[ot][spam][crazy] crazylogs: STaR

Tue Jul 5 15:51:52 PDT 2022

i ended up enabling the language modeling accelerations with my time

i'm not sure whether they help or not. it looks like the total time on
my system using them for the task that's coded in is about 2 hours and
18.3 minutes.

it looks like composer is mostly designed for vision models. it has
only two text-based techniques implemented; they are mostly for GPT.
still it is great to have a general framework that works with existing
pretrained models, which is important for the task of finetuning.

somewhere out there is a framework for mutating models between forms
and representations, but i have not found it.
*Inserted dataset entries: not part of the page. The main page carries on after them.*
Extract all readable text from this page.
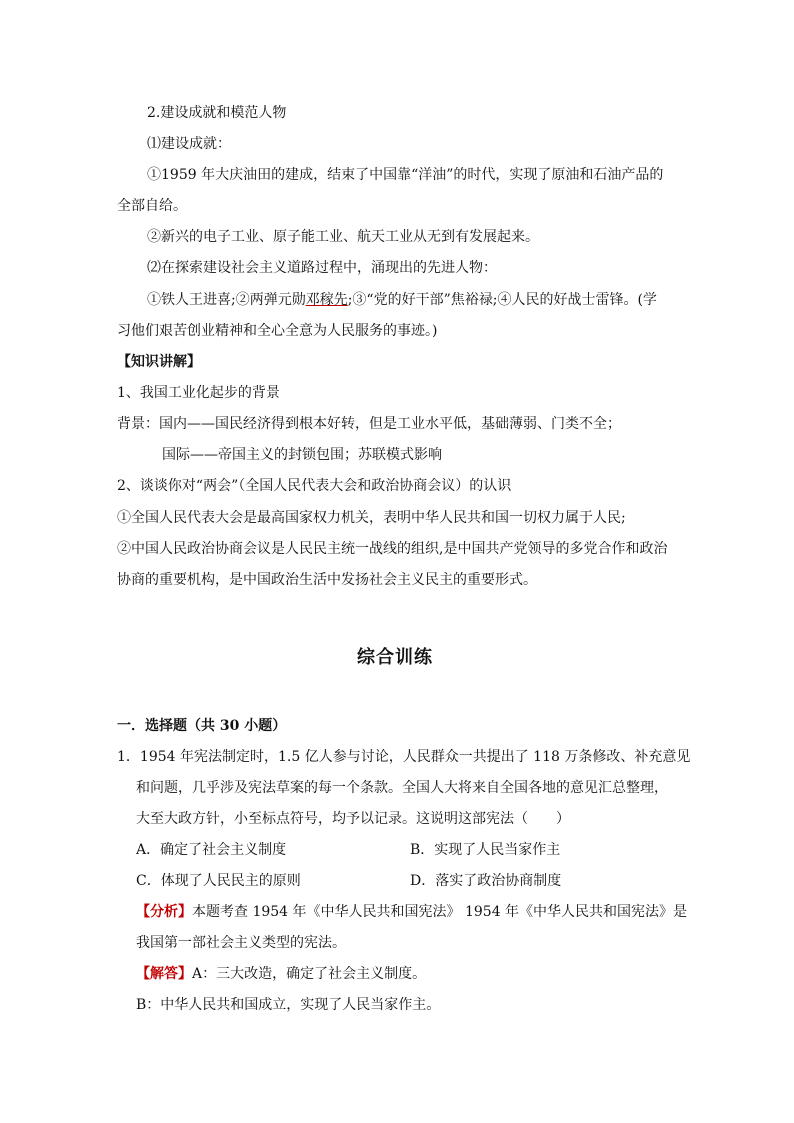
2.建设成就和模范人物
⑴建设成就：
①1959 年大庆油田的建成，结束了中国靠“洋油”的时代，实现了原油和石油产品的
全部自给。
②新兴的电子工业、原子能工业、航天工业从无到有发展起来。
⑵在探索建设社会主义道路过程中，涌现出的先进人物：
①铁人王进喜;②两弹元勋邓稼先;③“党的好干部”焦裕禄;④人民的好战士雷锋。(学
习他们艰苦创业精神和全心全意为人民服务的事迹。)
【知识讲解】
1、我国工业化起步的背景
背景：国内——国民经济得到根本好转，但是工业水平低，基础薄弱、门类不全；
国际——帝国主义的封锁包围；苏联模式影响
2、谈谈你对“两会”（全国人民代表大会和政治协商会议）的认识
①全国人民代表大会是最高国家权力机关，表明中华人民共和国一切权力属于人民;
②中国人民政治协商会议是人民民主统一战线的组织,是中国共产党领导的多党合作和政治
协商的重要机构，是中国政治生活中发扬社会主义民主的重要形式。
综合训练
一．选择题（共 30 小题）
1．1954 年宪法制定时，1.5 亿人参与讨论，人民群众一共提出了 118 万条修改、补充意见
和问题，几乎涉及宪法草案的每一个条款。全国人大将来自全国各地的意见汇总整理，
大至大政方针，小至标点符号，均予以记录。这说明这部宪法（　　）
A．确定了社会主义制度	B．实现了人民当家作主
C．体现了人民民主的原则	D．落实了政治协商制度
【分析】本题考查 1954 年《中华人民共和国宪法》 1954 年《中华人民共和国宪法》是
我国第一部社会主义类型的宪法。
【解答】A：三大改造，确定了社会主义制度。
B：中华人民共和国成立，实现了人民当家作主。
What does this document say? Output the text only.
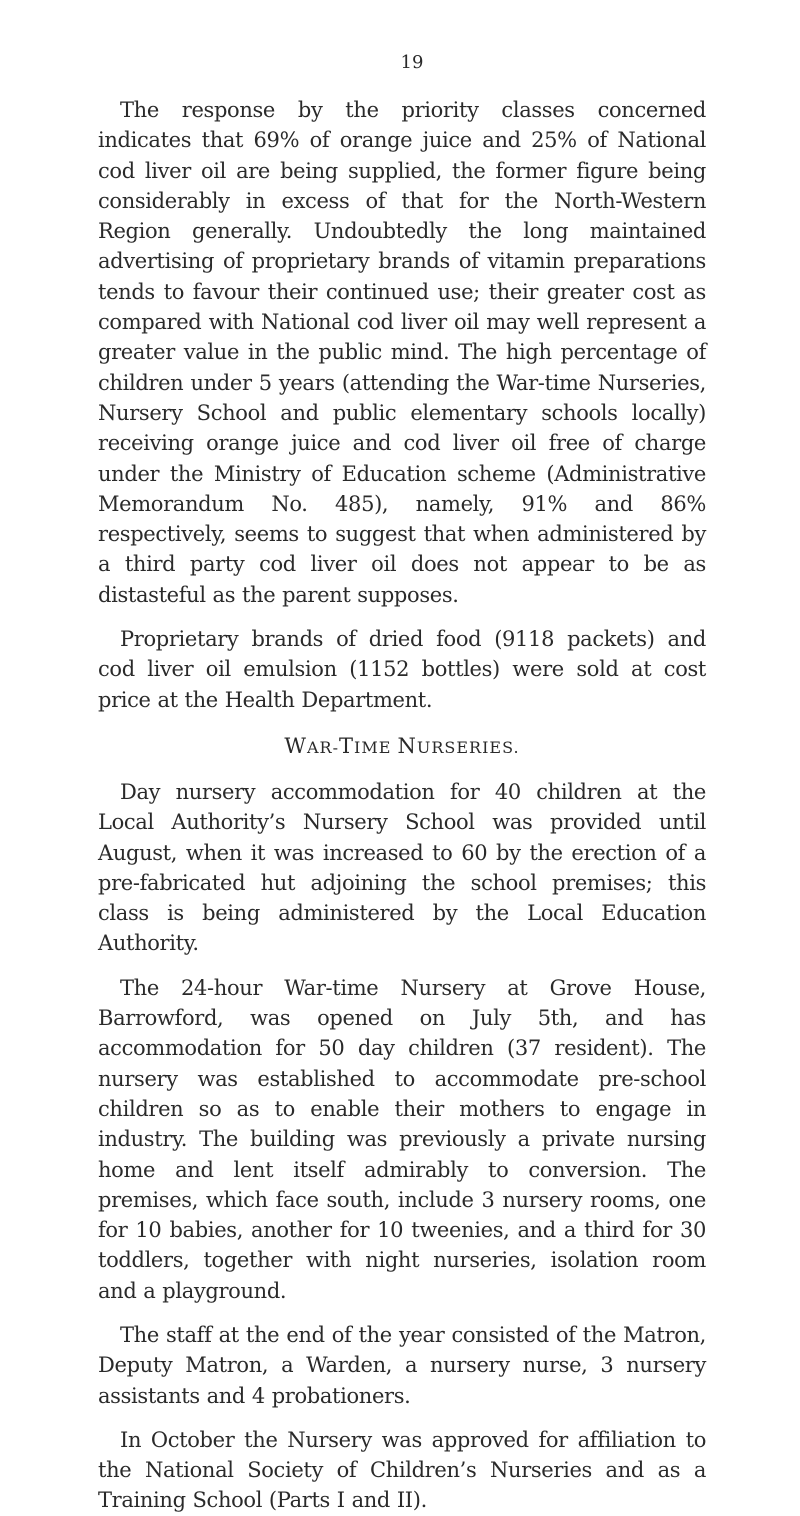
19

The response by the priority classes concerned indicates that 69% of orange juice and 25% of National cod liver oil are being supplied, the former figure being considerably in excess of that for the North-Western Region generally. Undoubtedly the long maintained advertising of proprietary brands of vitamin preparations tends to favour their continued use; their greater cost as compared with National cod liver oil may well represent a greater value in the public mind. The high percentage of children under 5 years (attending the War-time Nurseries, Nursery School and public elementary schools locally) receiving orange juice and cod liver oil free of charge under the Ministry of Education scheme (Administrative Memorandum No. 485), namely, 91% and 86% respectively, seems to suggest that when administered by a third party cod liver oil does not appear to be as distasteful as the parent supposes.

Proprietary brands of dried food (9118 packets) and cod liver oil emulsion (1152 bottles) were sold at cost price at the Health Department.

WAR-TIME NURSERIES.

Day nursery accommodation for 40 children at the Local Authority’s Nursery School was provided until August, when it was increased to 60 by the erection of a pre-fabricated hut adjoining the school premises; this class is being administered by the Local Education Authority.

The 24-hour War-time Nursery at Grove House, Barrowford, was opened on July 5th, and has accommodation for 50 day children (37 resident). The nursery was established to accommodate pre-school children so as to enable their mothers to engage in industry. The building was previously a private nursing home and lent itself admirably to conversion. The premises, which face south, include 3 nursery rooms, one for 10 babies, another for 10 tweenies, and a third for 30 toddlers, together with night nurseries, isolation room and a playground.

The staff at the end of the year consisted of the Matron, Deputy Matron, a Warden, a nursery nurse, 3 nursery assistants and 4 probationers.

In October the Nursery was approved for affiliation to the National Society of Children’s Nurseries and as a Training School (Parts I and II).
i got distracted finding some of lucidrains recent work; lucidrains
has an x-transformers repository at
https://github.com/lucidrains/x-transformers that lets one design a
transformer with various features described by papers enabled or
disabled. most general thing i've run into so far.

the 'alibi' technique used for gpt models in composer, and available
in lucidrains repository, provides for extending the input length much
longer, due to how it mutates attention. there are a number of other
techniques for extending this, too.

i was sad to not see anything in lucidrains' stuff yet for adding
mixture of experts to models. this lets models specialise contextually
better and use less runtime by forming on the fly decisions about
which parts to use. maybe within the next year.